The sail abruptly dropped and the pair unshipped their oars; they were going to try to reach the edge of the ice and escape on foot. Drexler calculated. The Nazis would catch them a few feet short of their goal. "Faster!"

Suddenly there was a burp of gunfire in Drexler's ear. Spouts of seawater flew up near the fleeing lifeboat. One of the SS men had opened fire.

Drexler cuffed him. "Not yet, you fool! Not until we've recovered the drug!" Morons. Was he the only person on this voyage capable of thought?

Then Hart bent, sat up, and there was a flicker of muzzle flash in return. "He's got a gun!" the helmsman cried as water and wood splinters filled the air and one of the SS men cried out. The motor launch veered abruptly away, lurching toward the ice on the opposite side of the watery channel. They hit with a glancing blow and Drexler and the other men landed in a tangle on the bottom.

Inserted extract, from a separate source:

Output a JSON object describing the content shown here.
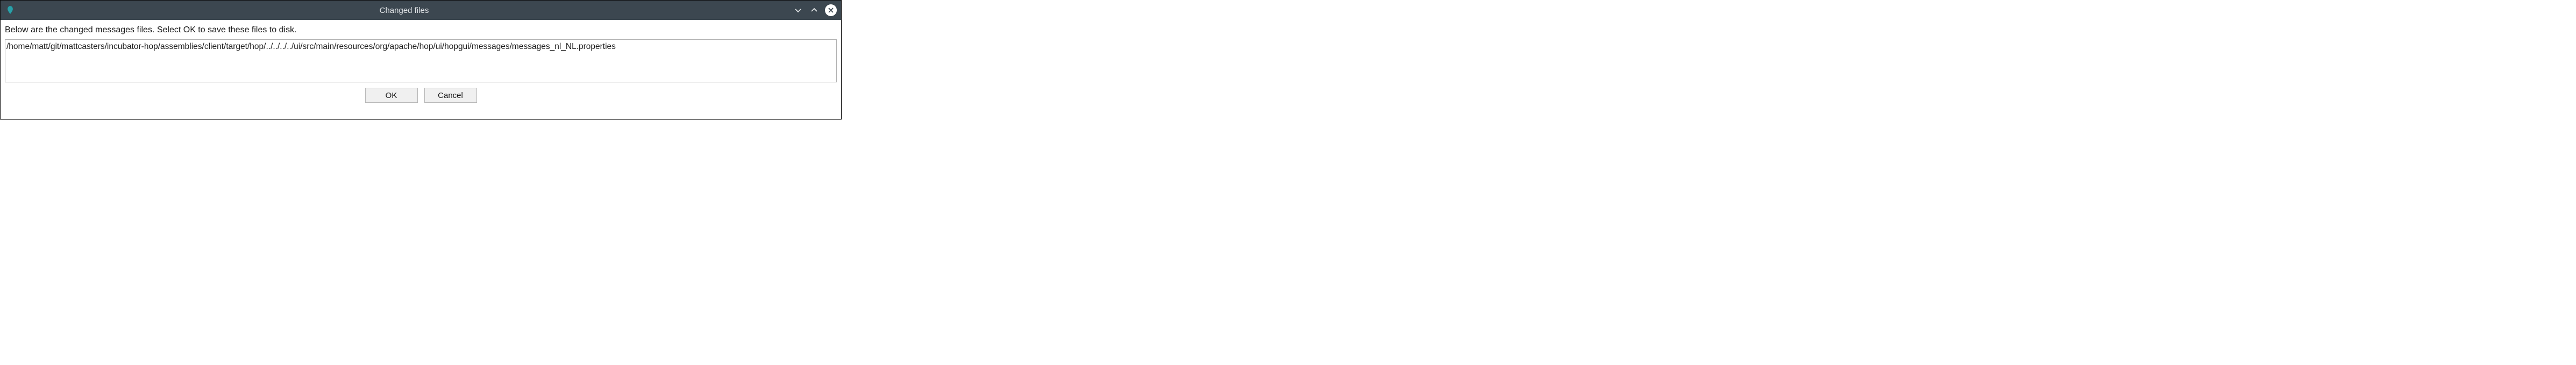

"Get off me, dammit!" He struggled upward. The pair were rowing again, taking advantage of the Nazi confusion. The couple hit the other side of the ice and scrambled out, dragging their packs behind them.

"Damn! Make for them!" But Hart had already staked their boat to a line and the two were jogging away like a pair of taunting foxes.

"Fuck! Now we'll have to catch them on foot." There was a groan, and Drexler looked down in irritation. It was Walther, one of his SS men. He was hit in the stomach and spewing blood all over the damn boat. Well, he'd be envied if they didn't recover the drug. And if they did it would be too late to save him anyway. The groaning would stop soon enough.